Early Goldenrod is a natural plant that grows in most counties across North America. Rare to regularly occurring locally. Black soil grasslands with mesic to slightly dry conditions, sand prairies, gravel prairies, oak savannas, thickets, open regions of rocky upland woodlands, sunny waste areas, and abandoned fields are all places where early Goldenrod can be found. In these environments, it blooms earlier than any other goldenrod in North America.

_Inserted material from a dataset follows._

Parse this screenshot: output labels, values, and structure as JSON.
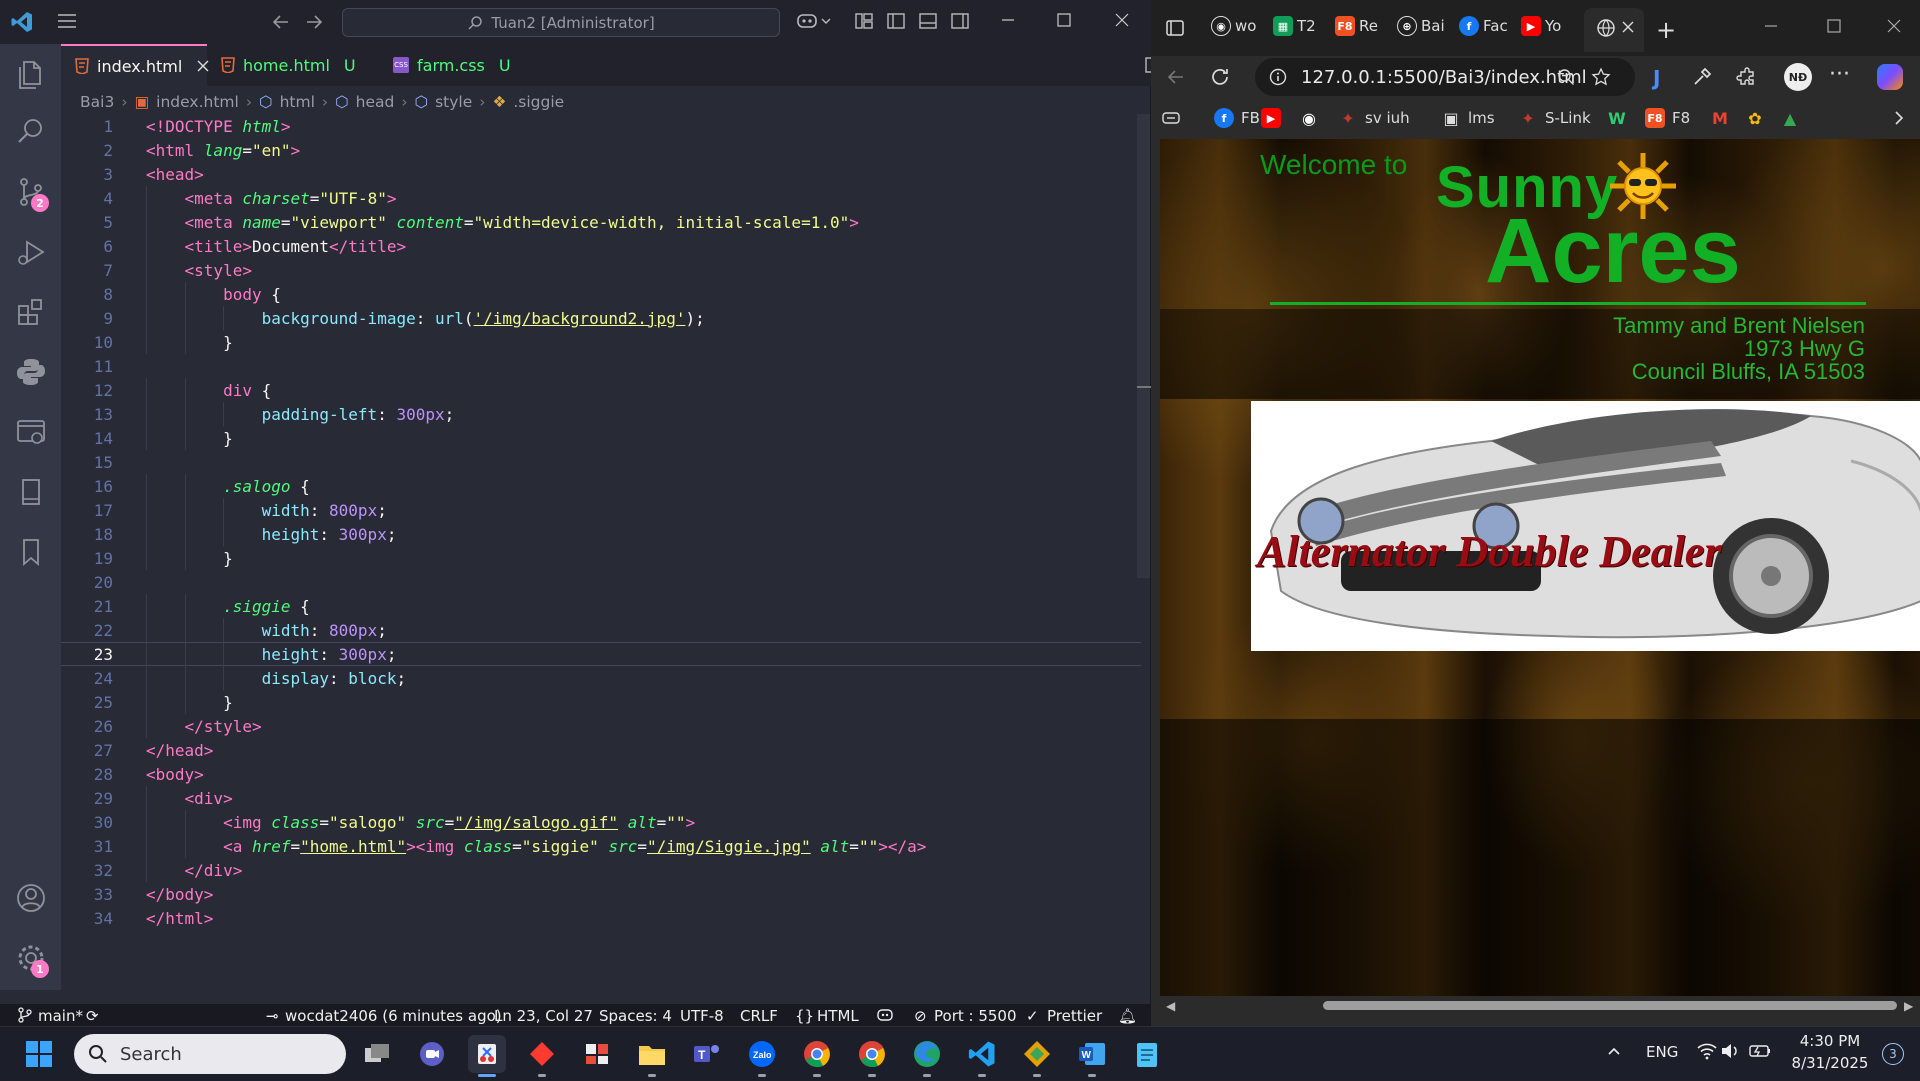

Like other goldenrods, this plant draws a variety of insects to its blossoms, including Chauliognathus pennsylvanicus and various beetles, butterflies, moths, flies, long- and long- short-tongued bees, wasps, and flies (Goldenrod Soldier Beetle). While the adults of Cirrhophanus triangulifer, or the “Goldenrod Stowaway Moth,” enjoy hiding in the blooms, numerous moth larvae feed on the foliage and other parts of this goldenrod plant.
Other insects, such as lace bugs, seed beetles, leafhoppers, and Lygus lineolaris, consume this and other species of Goldenrod (Tarnished Plant Bug). The Eastern Goldfinch, Tree Sparrow, and Swamp Sparrow eat the seeds to a lesser amount, while the Greater Prairie Chicken may eat the foliage. If there aren’t many other options, mammalian herbivores may eat the foliage, including White-Tailed Deer, groundhogs, cottontail rabbits, and livestock.
Discover the differences among many these goldenrods.
They each have their own uniqueness.